Liberal National MP Andrew Wallace, who chaired the inquiry, said evidence tendered suggested that 28 per cent of 12-year-olds had viewed pornography online, rising to 65 per cent by the age of 16. He said there was no doubt exposure to pornography at a young age was contributing to harassment and assault. “The pressure that this is placing on young girls is just atrocious,” he said. “Young girls are forced to live out what these boys see on the screen and some of it is very graphically violent.” According to the Protecting the Age of Innocence report, which received more than 300 submissions, the serious impacts on the welfare of children and young people associated with exposure to pornography was a “widespread and genuine concern” in the community.

The report noted that online age verification to check users were over 18 was not a new concept and technology had increasingly become “more sophisticated, balancing effectiveness with privacy, safety and security”. South Africa recently legislated for age verification for pornography and is in the process of developing a regulatory framework to govern its rollout. “The committee recognised age verification is not a silver bullet, and protecting children and young people from online harms requires government, industry and the community to work together across a range of fronts,” the report said. “The committee also concluded age verification can create a significant barrier to prevent young people from exposure to harmful online content.”

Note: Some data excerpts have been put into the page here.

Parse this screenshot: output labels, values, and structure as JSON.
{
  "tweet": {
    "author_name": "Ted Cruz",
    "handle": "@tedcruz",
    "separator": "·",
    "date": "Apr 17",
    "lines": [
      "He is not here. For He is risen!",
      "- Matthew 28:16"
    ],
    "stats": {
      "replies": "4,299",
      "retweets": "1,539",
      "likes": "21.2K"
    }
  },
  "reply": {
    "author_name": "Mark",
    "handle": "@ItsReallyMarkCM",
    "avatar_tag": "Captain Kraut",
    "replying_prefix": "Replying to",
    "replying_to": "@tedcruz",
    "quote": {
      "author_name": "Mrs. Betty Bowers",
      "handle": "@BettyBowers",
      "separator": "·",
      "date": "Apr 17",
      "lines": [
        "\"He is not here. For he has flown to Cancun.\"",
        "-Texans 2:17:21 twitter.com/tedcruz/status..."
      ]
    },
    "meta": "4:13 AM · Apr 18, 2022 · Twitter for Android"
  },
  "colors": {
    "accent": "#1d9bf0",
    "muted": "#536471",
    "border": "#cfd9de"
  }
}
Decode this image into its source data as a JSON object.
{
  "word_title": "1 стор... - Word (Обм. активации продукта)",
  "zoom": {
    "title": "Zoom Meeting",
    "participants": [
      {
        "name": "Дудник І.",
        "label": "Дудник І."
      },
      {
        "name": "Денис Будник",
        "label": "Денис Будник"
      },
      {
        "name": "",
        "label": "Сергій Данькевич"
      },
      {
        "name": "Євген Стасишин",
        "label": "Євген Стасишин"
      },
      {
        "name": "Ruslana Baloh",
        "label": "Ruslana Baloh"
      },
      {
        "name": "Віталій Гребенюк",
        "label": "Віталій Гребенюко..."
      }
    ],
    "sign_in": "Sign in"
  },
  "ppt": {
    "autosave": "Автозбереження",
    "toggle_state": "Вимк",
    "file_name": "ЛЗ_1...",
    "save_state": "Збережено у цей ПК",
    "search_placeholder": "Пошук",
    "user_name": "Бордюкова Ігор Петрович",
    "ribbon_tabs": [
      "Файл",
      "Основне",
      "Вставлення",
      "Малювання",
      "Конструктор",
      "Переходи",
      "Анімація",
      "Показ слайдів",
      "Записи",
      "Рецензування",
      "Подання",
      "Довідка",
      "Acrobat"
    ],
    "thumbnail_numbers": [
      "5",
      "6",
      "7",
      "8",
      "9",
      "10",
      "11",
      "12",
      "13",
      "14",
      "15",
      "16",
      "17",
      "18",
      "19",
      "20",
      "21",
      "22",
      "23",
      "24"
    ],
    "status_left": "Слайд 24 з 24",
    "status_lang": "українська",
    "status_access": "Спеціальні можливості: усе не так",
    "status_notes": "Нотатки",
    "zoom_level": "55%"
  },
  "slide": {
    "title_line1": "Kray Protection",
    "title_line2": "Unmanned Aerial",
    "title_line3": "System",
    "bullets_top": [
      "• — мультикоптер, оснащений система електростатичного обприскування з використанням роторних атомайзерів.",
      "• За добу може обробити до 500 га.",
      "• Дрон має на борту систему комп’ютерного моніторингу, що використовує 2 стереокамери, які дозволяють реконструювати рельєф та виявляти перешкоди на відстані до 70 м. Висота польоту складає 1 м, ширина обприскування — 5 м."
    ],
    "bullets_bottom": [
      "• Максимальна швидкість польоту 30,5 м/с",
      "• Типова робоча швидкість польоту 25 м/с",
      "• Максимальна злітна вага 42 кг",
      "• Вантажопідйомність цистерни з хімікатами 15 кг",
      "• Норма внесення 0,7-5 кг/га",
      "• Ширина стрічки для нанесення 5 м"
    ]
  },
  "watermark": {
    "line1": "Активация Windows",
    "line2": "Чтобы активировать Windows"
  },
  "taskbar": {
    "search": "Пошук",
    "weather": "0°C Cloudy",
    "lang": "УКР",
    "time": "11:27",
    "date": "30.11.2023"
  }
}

A spokeswoman for Communications Minister Paul Fletcher said the government understood “deep concern” about the issue and supported the work of the eSafety Commissioner in the area. eSafety Commissioner Julie Inman-Grant said she supported age verification “to protect children from being exposed to pornographic material” but any proposed model would need to balance “safety with appropriate privacy and security protections”.  “Parents are still the best firewall when protecting children from harmful content and there is a range of protective strategies and technological tools they can use, including parental controls and device-level filtering.” Collective Shout director Melinda Tankard Reist said violent pornography depicting forced sex was desensitising young men to violence in relationships.